European Trade Retaliation: The FSC-ETI Case


 

Publication Date: February 2005

Publisher: Library of Congress. Congressional Research Service

Author(s):

Research Area: Trade

Type:

Abstract:

The European Union (EU) on March 1, 2004, began imposing retaliatory duties of 5% on selected U.S. exports in the dispute over U.S. compliance with a World Trade Organization (WTO) ruling involving the Foreign Sales Corporation (FSC) and its successor Extraterritorial Income Exclusion (ETI) export tax regime.

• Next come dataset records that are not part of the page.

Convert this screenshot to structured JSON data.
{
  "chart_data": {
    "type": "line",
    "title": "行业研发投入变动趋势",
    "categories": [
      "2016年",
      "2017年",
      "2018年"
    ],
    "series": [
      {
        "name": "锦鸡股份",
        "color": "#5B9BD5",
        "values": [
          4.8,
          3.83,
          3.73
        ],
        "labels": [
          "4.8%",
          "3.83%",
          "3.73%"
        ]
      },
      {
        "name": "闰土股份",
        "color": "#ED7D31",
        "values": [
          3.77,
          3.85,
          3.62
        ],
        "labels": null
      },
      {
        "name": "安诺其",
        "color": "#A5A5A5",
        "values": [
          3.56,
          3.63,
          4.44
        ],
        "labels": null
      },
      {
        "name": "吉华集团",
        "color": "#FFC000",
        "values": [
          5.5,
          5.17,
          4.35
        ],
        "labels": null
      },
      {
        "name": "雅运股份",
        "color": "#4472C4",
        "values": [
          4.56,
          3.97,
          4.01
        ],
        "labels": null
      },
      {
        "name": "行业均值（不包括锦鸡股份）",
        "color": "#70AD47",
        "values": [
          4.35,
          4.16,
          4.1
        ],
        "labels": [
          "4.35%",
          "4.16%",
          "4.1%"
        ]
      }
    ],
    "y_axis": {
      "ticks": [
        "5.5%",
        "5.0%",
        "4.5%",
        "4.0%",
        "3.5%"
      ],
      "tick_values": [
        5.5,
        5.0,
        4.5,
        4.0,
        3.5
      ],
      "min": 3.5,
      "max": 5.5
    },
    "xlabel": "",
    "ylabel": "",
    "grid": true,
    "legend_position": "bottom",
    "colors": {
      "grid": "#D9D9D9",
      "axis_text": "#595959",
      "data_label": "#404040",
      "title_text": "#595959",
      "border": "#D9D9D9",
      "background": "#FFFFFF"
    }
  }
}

Despite final passage on October 11, 2004, of legislation (H.R. 4520) that repeals the ETI-FSC tax benefit, the EU did not act to end the sanctions until January 21, 2005. On that day EU member states approved a new regulation to end the tariffs retroactively from January 1, 2005, but also to re-impose the sanctions on $2.4 billion of U.S. goods if the WTO should rule later this year that the new U.S. tax law, the American Jobs Creation Act (P.L. 108-357), also contains provisions that are violative of WTO rules. Specifically, the EU is challenging provisions under Section 101 of the Jobs Act. This section allows U.S. exporters to continue to benefit from FSC/ETI tax breaks through the end of 2006 for all export transactions and "grandfathers" export breaks for some existing contracts, in particular leasing arrangements, that the EU claims will benefit companies such as Boeing, Microsoft, and Catepillar. Both the Bush Administration and a number of members of Congress have argued that this EU challenge is needlessly prolonging the dispute. This report describes the EU action within the context of the WTO, evaluates the EU retaliation list, and assesses possible consequences of EU retaliation. The report will not be updated.